Bad news for the sleep deprived: Lack of sleep makes you fat!

sleep deprived

“When we are sleep deprived our metabolism is low, so will not burn the excessive intake of fat we resort to.”

When we feel unrested or unfocused, more often than not we seek a quick fix to help us through the day; a coffee or a sweet treat to give us that boost we need. Little do we know, this fix is part of the process in which sleep and diet intertwine to leave us with unwanted pounds. Being sleep deprived is a bad habit. Poor sleep craves sugar which in turn promotes poor sleep!  This vicious cycle may seem hard to beat but there are ways to get your sleep pattern back on track.

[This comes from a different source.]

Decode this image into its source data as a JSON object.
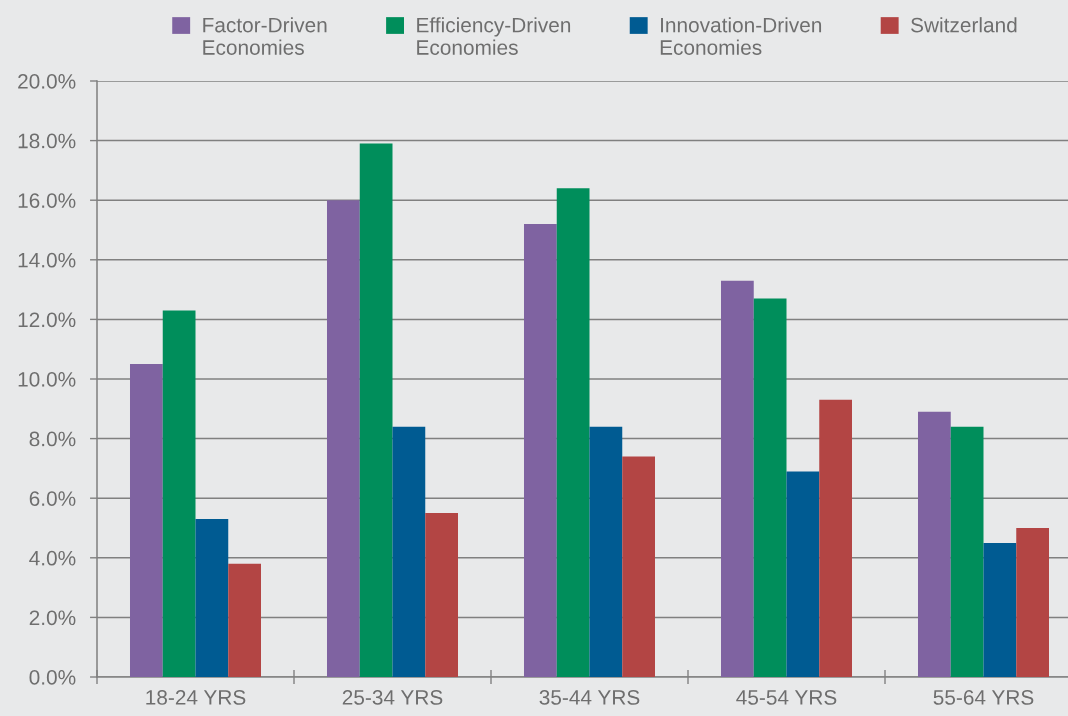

Mark Mahowald,  MD, director of the Minnesota Regional Sleep Disorders Center, stresses how the importance of sleep is drastically underestimated as part of a healthy lifestyle. He says we ‘brag about doing an all-nighter’, but don’t realize how much our body is paying for it. Michael Breus, PhD, author of Beauty Sleep explains that when we are sleep-deprived our metabolism is low, so will not burn the excessive intake of fat we resort to. We need 7.5 hours of good sleep to not crave the sugar we need to help us function during the day. Two hormones are prominent in connecting our sleep and food intake; ghrelin and leptin. The former tells us when to eat; we produce more when we are sleep deprived, whilst the latter tells us to stop eating, we have more of this when well-rested.

So how do we stop the sleep shortage sugar binge? The first thing to do is to practice sleep hygiene; evaluate the quality of your sleep- sleeping for a long period of time is not the same as sleeping well. If your quality is poor, cut out afternoon bouts of caffeine. This will promote deep sleep as caffeine has an after life of 8 hours, meaning that 4pm coffee is still working its magic when you’re tucked up in bed. Exercise can also help our sleeping pattern resume regularity, as long as it’s not straight before bed. Finally, do not eat late at night and choose a healthy diet. If hunger strikes, reach for healthy snacks so as not to disrupt the winding down of brain and body with sugar. Such habits should help improve sleep quality and maybe drop a few pounds in the process!